Depending on the agency and person location, they’ll get customized information. By adding in location, user and device awareness, you add intelligence into your data.

• It’s always on, and always there. As you move between networks, you stay connected.

• Applications move across devices. The cell phone does a lot more than it used to; it’s still small and portable.

• You must have systems that protect the privacy, safety, and security of the public.

• It’s full mobility across all these networks, and it’s seamless connectivity.

Motorola is putting together focused solutions for different kinds of professionals. The networks don’t all talk together yet. The devices aren’t yet intelligent.

It’s going to take a lot more R&D, but even with that, it’s bigger than one company, so it’s going to take partnerships. Motorola and Microsoft have a new partnership. They’re in the same game, but come at it from a different perspective?

Where is this technology going?
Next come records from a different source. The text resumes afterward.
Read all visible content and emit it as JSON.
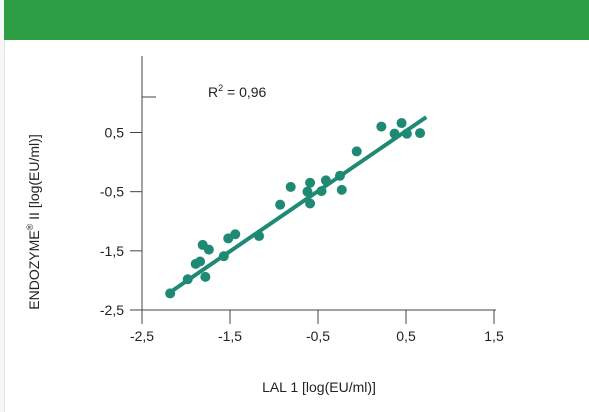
{
  "colors": {
    "banner": "#2e9e45",
    "series": "#1e8a74",
    "axis": "#444444"
  },
  "annotation": {
    "r_prefix": "R",
    "r_sup": "2",
    "r_value": " = 0,96"
  },
  "chart_data": {
    "type": "scatter",
    "xlabel": "LAL 1 [log(EU/ml)]",
    "ylabel_main": "ENDOZYME",
    "ylabel_sup": "®",
    "ylabel_rest": " II [log(EU/ml)]",
    "xlim": [
      -2.5,
      1.5
    ],
    "ylim": [
      -2.5,
      1.1
    ],
    "x_ticks": [
      {
        "value": -2.5,
        "label": "-2,5"
      },
      {
        "value": -1.5,
        "label": "-1,5"
      },
      {
        "value": -0.5,
        "label": "-0,5"
      },
      {
        "value": 0.5,
        "label": "0,5"
      },
      {
        "value": 1.5,
        "label": "1,5"
      }
    ],
    "y_ticks": [
      {
        "value": -2.5,
        "label": "-2,5"
      },
      {
        "value": -1.5,
        "label": "-1,5"
      },
      {
        "value": -0.5,
        "label": "-0,5"
      },
      {
        "value": 0.5,
        "label": "0,5"
      }
    ],
    "grid": false,
    "points": [
      {
        "x": -2.18,
        "y": -2.22
      },
      {
        "x": -1.98,
        "y": -1.98
      },
      {
        "x": -1.89,
        "y": -1.72
      },
      {
        "x": -1.84,
        "y": -1.68
      },
      {
        "x": -1.81,
        "y": -1.4
      },
      {
        "x": -1.78,
        "y": -1.94
      },
      {
        "x": -1.74,
        "y": -1.48
      },
      {
        "x": -1.57,
        "y": -1.59
      },
      {
        "x": -1.52,
        "y": -1.29
      },
      {
        "x": -1.44,
        "y": -1.22
      },
      {
        "x": -1.17,
        "y": -1.25
      },
      {
        "x": -0.93,
        "y": -0.72
      },
      {
        "x": -0.81,
        "y": -0.42
      },
      {
        "x": -0.62,
        "y": -0.5
      },
      {
        "x": -0.59,
        "y": -0.35
      },
      {
        "x": -0.59,
        "y": -0.7
      },
      {
        "x": -0.46,
        "y": -0.49
      },
      {
        "x": -0.41,
        "y": -0.31
      },
      {
        "x": -0.25,
        "y": -0.23
      },
      {
        "x": -0.23,
        "y": -0.47
      },
      {
        "x": -0.06,
        "y": 0.18
      },
      {
        "x": 0.22,
        "y": 0.6
      },
      {
        "x": 0.37,
        "y": 0.48
      },
      {
        "x": 0.45,
        "y": 0.66
      },
      {
        "x": 0.51,
        "y": 0.48
      },
      {
        "x": 0.66,
        "y": 0.49
      }
    ],
    "trendline": {
      "x": [
        -2.18,
        0.73
      ],
      "y": [
        -2.2,
        0.76
      ]
    }
  }
}
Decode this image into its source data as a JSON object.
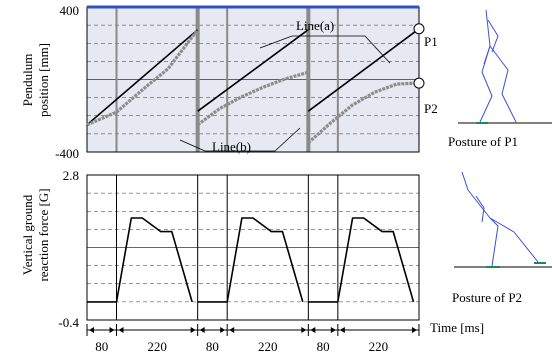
{
  "chart_data": [
    {
      "type": "line",
      "ylabel_lines": [
        "Pendulum",
        "position [mm]"
      ],
      "ylim": [
        -400,
        400
      ],
      "ytick_labels": [
        "400",
        "-400"
      ],
      "x_unit": "ms",
      "xlim": [
        0,
        900
      ],
      "phase_boundaries_ms": [
        0,
        80,
        300,
        380,
        600,
        680,
        900
      ],
      "series": [
        {
          "name": "Line(a)",
          "style": "black",
          "segments": [
            [
              [
                0,
                -250
              ],
              [
                300,
                275
              ]
            ],
            [
              [
                300,
                -175
              ],
              [
                600,
                275
              ]
            ],
            [
              [
                600,
                -175
              ],
              [
                900,
                280
              ]
            ]
          ]
        },
        {
          "name": "Line(b)",
          "style": "gray",
          "segments": [
            [
              [
                0,
                -250
              ],
              [
                80,
                -180
              ],
              [
                160,
                -40
              ],
              [
                220,
                60
              ],
              [
                300,
                275
              ]
            ],
            [
              [
                300,
                -250
              ],
              [
                360,
                -160
              ],
              [
                420,
                -95
              ],
              [
                480,
                -40
              ],
              [
                540,
                5
              ],
              [
                600,
                40
              ]
            ],
            [
              [
                600,
                -350
              ],
              [
                660,
                -240
              ],
              [
                720,
                -140
              ],
              [
                780,
                -70
              ],
              [
                840,
                -25
              ],
              [
                900,
                -20
              ]
            ]
          ]
        }
      ],
      "point_labels": [
        {
          "text": "P1",
          "x": 900,
          "y": 280
        },
        {
          "text": "P2",
          "x": 900,
          "y": -20
        }
      ]
    },
    {
      "type": "line",
      "ylabel_lines": [
        "Vertical ground",
        "reaction force [G]"
      ],
      "ylim": [
        -0.4,
        2.8
      ],
      "ytick_labels": [
        "2.8",
        "-0.4"
      ],
      "x_unit": "ms",
      "xlim": [
        0,
        900
      ],
      "phase_boundaries_ms": [
        0,
        80,
        300,
        380,
        600,
        680,
        900
      ],
      "series": [
        {
          "style": "black",
          "segments": [
            [
              [
                0,
                0
              ],
              [
                80,
                0
              ],
              [
                120,
                1.85
              ],
              [
                150,
                1.85
              ],
              [
                200,
                1.55
              ],
              [
                230,
                1.55
              ],
              [
                285,
                0
              ]
            ],
            [
              [
                300,
                0
              ],
              [
                380,
                0
              ],
              [
                420,
                1.85
              ],
              [
                450,
                1.85
              ],
              [
                500,
                1.55
              ],
              [
                530,
                1.55
              ],
              [
                585,
                0
              ]
            ],
            [
              [
                600,
                0
              ],
              [
                680,
                0
              ],
              [
                720,
                1.85
              ],
              [
                750,
                1.85
              ],
              [
                800,
                1.55
              ],
              [
                830,
                1.55
              ],
              [
                885,
                0
              ]
            ]
          ]
        }
      ],
      "x_segment_labels": [
        "80",
        "220",
        "80",
        "220",
        "80",
        "220"
      ],
      "xlabel": "Time [ms]"
    }
  ],
  "captions": {
    "posture1": "Posture of P1",
    "posture2": "Posture of P2"
  },
  "colors": {
    "axis_bg": "#e6e8f2",
    "grid": "#333333",
    "phase_line": "#8a8a8a",
    "top_border": "#3050c8",
    "line_a": "#000000",
    "line_b": "#8c8c8c",
    "stick": "#3a50d8",
    "foot": "#1a8a5a"
  }
}
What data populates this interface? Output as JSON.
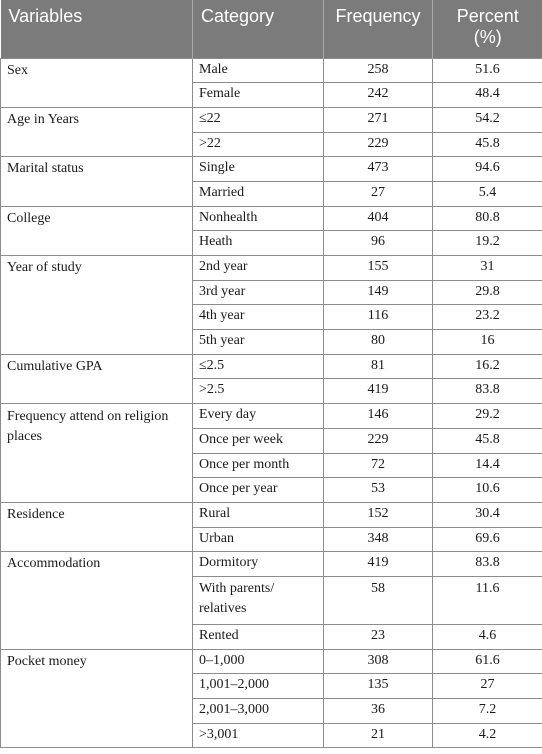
{
  "header": {
    "variables": "Variables",
    "category": "Category",
    "frequency": "Frequency",
    "percent": "Percent (%)"
  },
  "rows": [
    {
      "var": "Sex",
      "cat": "Male",
      "freq": "258",
      "pct": "51.6"
    },
    {
      "cat": "Female",
      "freq": "242",
      "pct": "48.4"
    },
    {
      "var": "Age in Years",
      "cat": "≤22",
      "freq": "271",
      "pct": "54.2"
    },
    {
      "cat": ">22",
      "freq": "229",
      "pct": "45.8"
    },
    {
      "var": "Marital status",
      "cat": "Single",
      "freq": "473",
      "pct": "94.6"
    },
    {
      "cat": "Married",
      "freq": "27",
      "pct": "5.4"
    },
    {
      "var": "College",
      "cat": "Nonhealth",
      "freq": "404",
      "pct": "80.8"
    },
    {
      "cat": "Heath",
      "freq": "96",
      "pct": "19.2"
    },
    {
      "var": "Year of study",
      "cat": "2nd year",
      "freq": "155",
      "pct": "31"
    },
    {
      "cat": "3rd year",
      "freq": "149",
      "pct": "29.8"
    },
    {
      "cat": "4th year",
      "freq": "116",
      "pct": "23.2"
    },
    {
      "cat": "5th year",
      "freq": "80",
      "pct": "16"
    },
    {
      "var": "Cumulative GPA",
      "cat": "≤2.5",
      "freq": "81",
      "pct": "16.2"
    },
    {
      "cat": ">2.5",
      "freq": "419",
      "pct": "83.8"
    },
    {
      "var": "Frequency attend on religion places",
      "cat": "Every day",
      "freq": "146",
      "pct": "29.2"
    },
    {
      "cat": "Once per week",
      "freq": "229",
      "pct": "45.8"
    },
    {
      "cat": "Once per month",
      "freq": "72",
      "pct": "14.4"
    },
    {
      "cat": "Once per year",
      "freq": "53",
      "pct": "10.6"
    },
    {
      "var": "Residence",
      "cat": "Rural",
      "freq": "152",
      "pct": "30.4"
    },
    {
      "cat": "Urban",
      "freq": "348",
      "pct": "69.6"
    },
    {
      "var": "Accommodation",
      "cat": "Dormitory",
      "freq": "419",
      "pct": "83.8"
    },
    {
      "cat": "With parents/ relatives",
      "freq": "58",
      "pct": "11.6"
    },
    {
      "cat": "Rented",
      "freq": "23",
      "pct": "4.6"
    },
    {
      "var": "Pocket money",
      "cat": "0–1,000",
      "freq": "308",
      "pct": "61.6"
    },
    {
      "cat": "1,001–2,000",
      "freq": "135",
      "pct": "27"
    },
    {
      "cat": "2,001–3,000",
      "freq": "36",
      "pct": "7.2"
    },
    {
      "cat": ">3,001",
      "freq": "21",
      "pct": "4.2"
    }
  ]
}
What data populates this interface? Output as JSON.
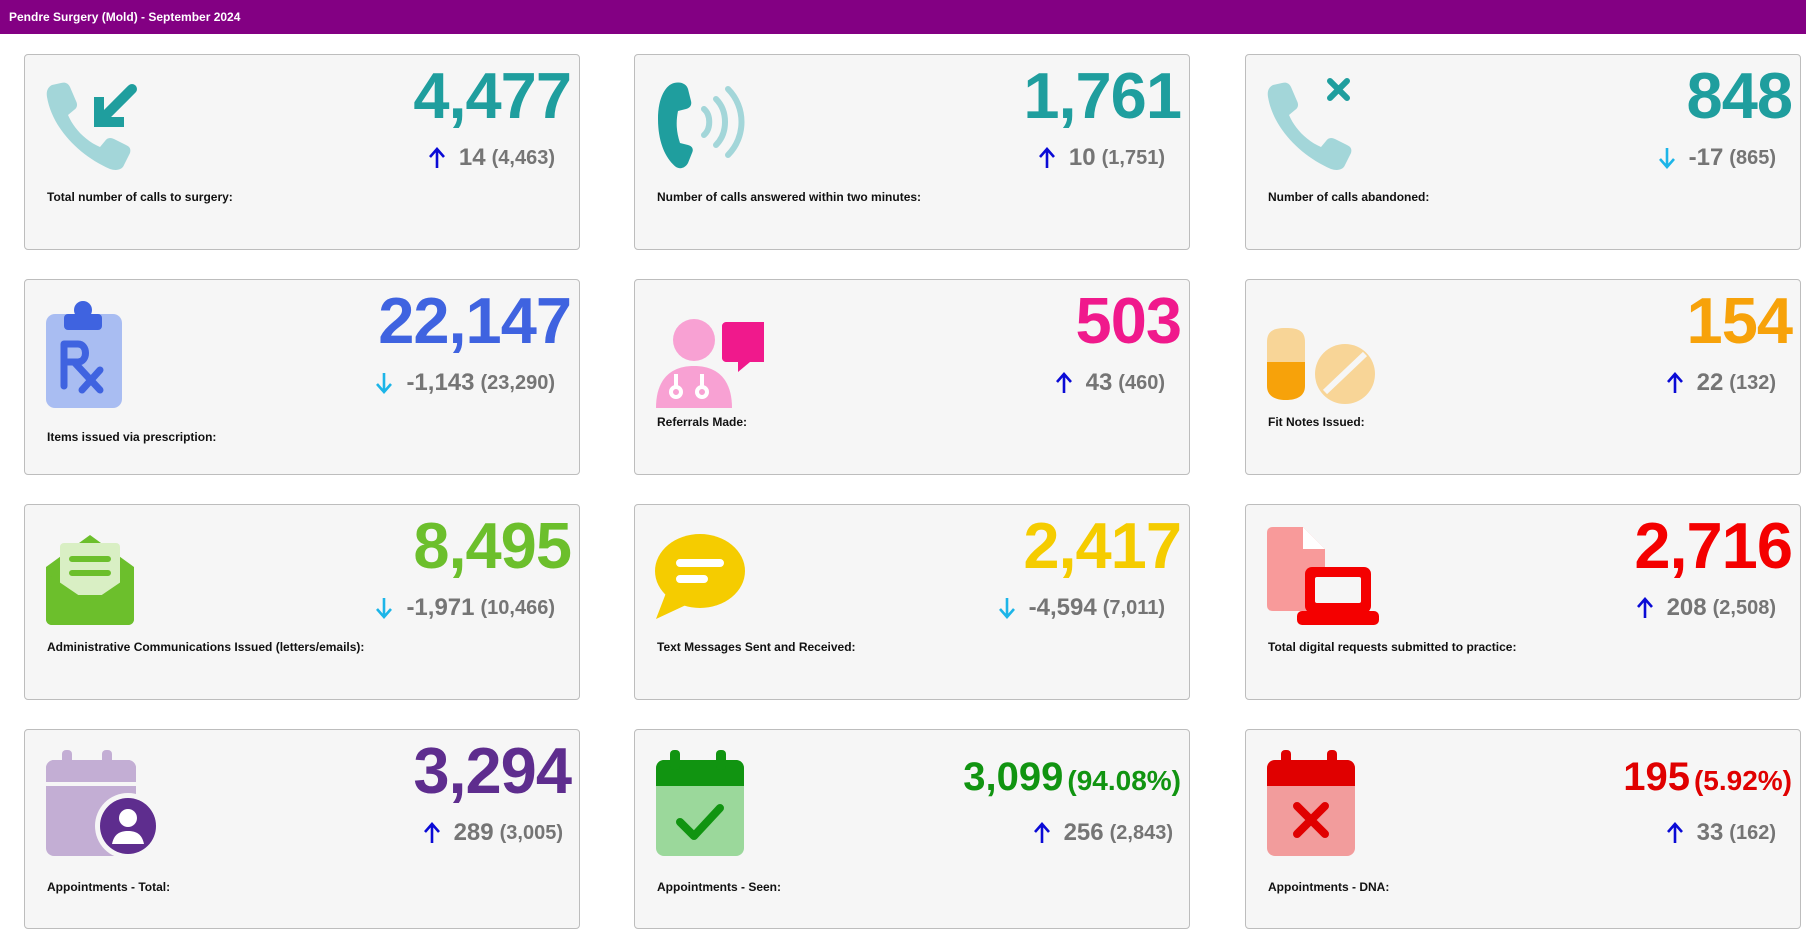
{
  "header": {
    "title": "Pendre Surgery (Mold) - September 2024"
  },
  "colors": {
    "header_bg": "#830083",
    "arrow_up": "#0a0ad6",
    "arrow_down": "#1cb5e8",
    "delta_text": "#757575"
  },
  "cards": [
    {
      "label": "Total number of calls to surgery:",
      "value": "4,477",
      "change": "14",
      "previous": "(4,463)",
      "direction": "up",
      "value_color": "#1f9e9e",
      "icon": "incoming-call-icon"
    },
    {
      "label": "Number of calls answered within two minutes:",
      "value": "1,761",
      "change": "10",
      "previous": "(1,751)",
      "direction": "up",
      "value_color": "#1f9e9e",
      "icon": "phone-ringing-icon"
    },
    {
      "label": "Number of calls abandoned:",
      "value": "848",
      "change": "-17",
      "previous": "(865)",
      "direction": "down",
      "value_color": "#1f9e9e",
      "icon": "missed-call-icon"
    },
    {
      "label": "Items issued via prescription:",
      "value": "22,147",
      "change": "-1,143",
      "previous": "(23,290)",
      "direction": "down",
      "value_color": "#3f63e0",
      "icon": "prescription-clipboard-icon"
    },
    {
      "label": "Referrals Made:",
      "value": "503",
      "change": "43",
      "previous": "(460)",
      "direction": "up",
      "value_color": "#f0198c",
      "icon": "doctor-chat-icon"
    },
    {
      "label": "Fit Notes Issued:",
      "value": "154",
      "change": "22",
      "previous": "(132)",
      "direction": "up",
      "value_color": "#f7a20a",
      "icon": "pills-icon"
    },
    {
      "label": "Administrative Communications Issued (letters/emails):",
      "value": "8,495",
      "change": "-1,971",
      "previous": "(10,466)",
      "direction": "down",
      "value_color": "#6cbf2c",
      "icon": "open-envelope-icon"
    },
    {
      "label": "Text Messages Sent and Received:",
      "value": "2,417",
      "change": "-4,594",
      "previous": "(7,011)",
      "direction": "down",
      "value_color": "#f5cc00",
      "icon": "speech-bubble-icon"
    },
    {
      "label": "Total digital requests submitted to practice:",
      "value": "2,716",
      "change": "208",
      "previous": "(2,508)",
      "direction": "up",
      "value_color": "#f40000",
      "icon": "laptop-document-icon"
    },
    {
      "label": "Appointments - Total:",
      "value": "3,294",
      "change": "289",
      "previous": "(3,005)",
      "direction": "up",
      "value_color": "#5e2d8e",
      "icon": "calendar-user-icon"
    },
    {
      "label": "Appointments - Seen:",
      "value": "3,099",
      "value_pct": "(94.08%)",
      "change": "256",
      "previous": "(2,843)",
      "direction": "up",
      "value_color": "#119411",
      "icon": "calendar-check-icon"
    },
    {
      "label": "Appointments - DNA:",
      "value": "195",
      "value_pct": "(5.92%)",
      "change": "33",
      "previous": "(162)",
      "direction": "up",
      "value_color": "#e00000",
      "icon": "calendar-cross-icon"
    }
  ]
}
It’s making everything to go, no matter the device you have in your hand. Interoperability and connectivity across public and private networks. And it’s really coming up with some sort of device that allows you to have the functionality of a laptop or phone in something much much smaller and compact.

These evolving communications will impact society, and the impacts may or may not be what you expected.

Municipal wireless—what’s the future? It plays a big part in the seamless mobility vision. You are providing an ambient network, at least at street level. When you combine seamless mobility and muni wireless, things are going to change. It’s up to us to think about how we manage them and roll them out to our constituents to get the desired effect.